Ancak Ukrayna savaşının arka planında farklı çıkarlar olsa
da savaşın yaptığı tek şey öldürmektir. Savaş çok boyutludur ve propaganda
savaşın başka bir dilidir. Propaganda, insanlık tarihinin her döneminde farklı
koşullar ve şekillerde ortaya çıkmıştır. Propagandanın temel amacı
kitleleri amaçları doğrultusunda ikna etmektir.
Bilindiği gibi propaganda açık ve örtük olmak üzere ikiye
ayrılır. Açık propagandada mesajlar açıkça iletilirken, örtük
propagandada iletiler gizli yapılır. En tehlikeli propaganda örtük olandır.
Çünkü yaratmak istedikleri algıyı çeşitli yöntemlerle öyle bir işlenir ki,
insanlar farkında olmadan verilen mesajı alır ve bilinçaltlarına kazıyarak
içselleştirirler.
Dünyada örtük propagandayı en başarılı yapan ülke ABD’dir.
Bu nedenle ABD’nin dünya siyasetindeki bazı başarısızlıklarının altında bile
çoğu zaman bir başarı aranır.

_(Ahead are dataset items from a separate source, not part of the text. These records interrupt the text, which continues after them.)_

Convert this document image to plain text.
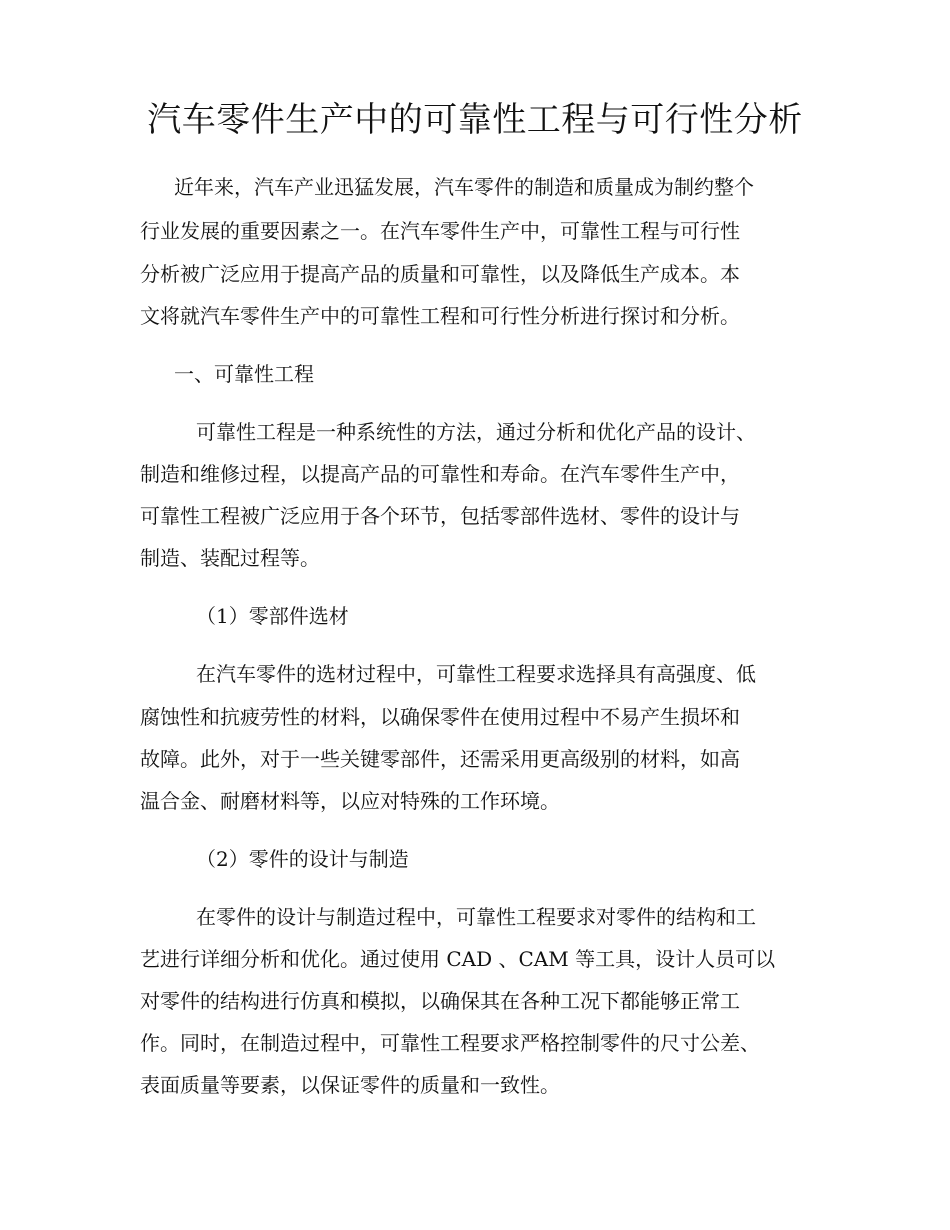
汽车零件生产中的可靠性工程与可行性分析

近年来，汽车产业迅猛发展，汽车零件的制造和质量成为制约整个

行业发展的重要因素之一。在汽车零件生产中，可靠性工程与可行性

分析被广泛应用于提高产品的质量和可靠性，以及降低生产成本。本

文将就汽车零件生产中的可靠性工程和可行性分析进行探讨和分析。

一、可靠性工程

可靠性工程是一种系统性的方法，通过分析和优化产品的设计、

制造和维修过程，以提高产品的可靠性和寿命。在汽车零件生产中，

可靠性工程被广泛应用于各个环节，包括零部件选材、零件的设计与

制造、装配过程等。

（1）零部件选材

在汽车零件的选材过程中，可靠性工程要求选择具有高强度、低

腐蚀性和抗疲劳性的材料，以确保零件在使用过程中不易产生损坏和

故障。此外，对于一些关键零部件，还需采用更高级别的材料，如高

温合金、耐磨材料等，以应对特殊的工作环境。

（2）零件的设计与制造

在零件的设计与制造过程中，可靠性工程要求对零件的结构和工

艺进行详细分析和优化。通过使用 CAD 、CAM 等工具，设计人员可以

对零件的结构进行仿真和模拟，以确保其在各种工况下都能够正常工

作。同时，在制造过程中，可靠性工程要求严格控制零件的尺寸公差、

表面质量等要素，以保证零件的质量和一致性。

Örneğin geçen sene ABD Afganistan’ı bırakıp kaçmak
zorunda kaldığında birçok kişi ‘’ABD Taliban’la anlaşmıştır’’ dedi. Afganistan’la
ilgili birçok öngörüde bulundular ama geçen süre içinde söylenenlerin hiçbiri
doğru çıkmadı.
Yukarda da belirttiğim gibi, ABD propaganda gücüyle
zihinleri öyle bir etkilemiş ki, benzer yanlış yorumların Ukrayna konusunda da yapıldığını
düşünüyorum. Rusya’nın ABD’ye rağmen, Ukrayna’yı işgal etmesini mümkün
görmedikleri için bunların anlaşmış olabileceğini düşünüyorlar.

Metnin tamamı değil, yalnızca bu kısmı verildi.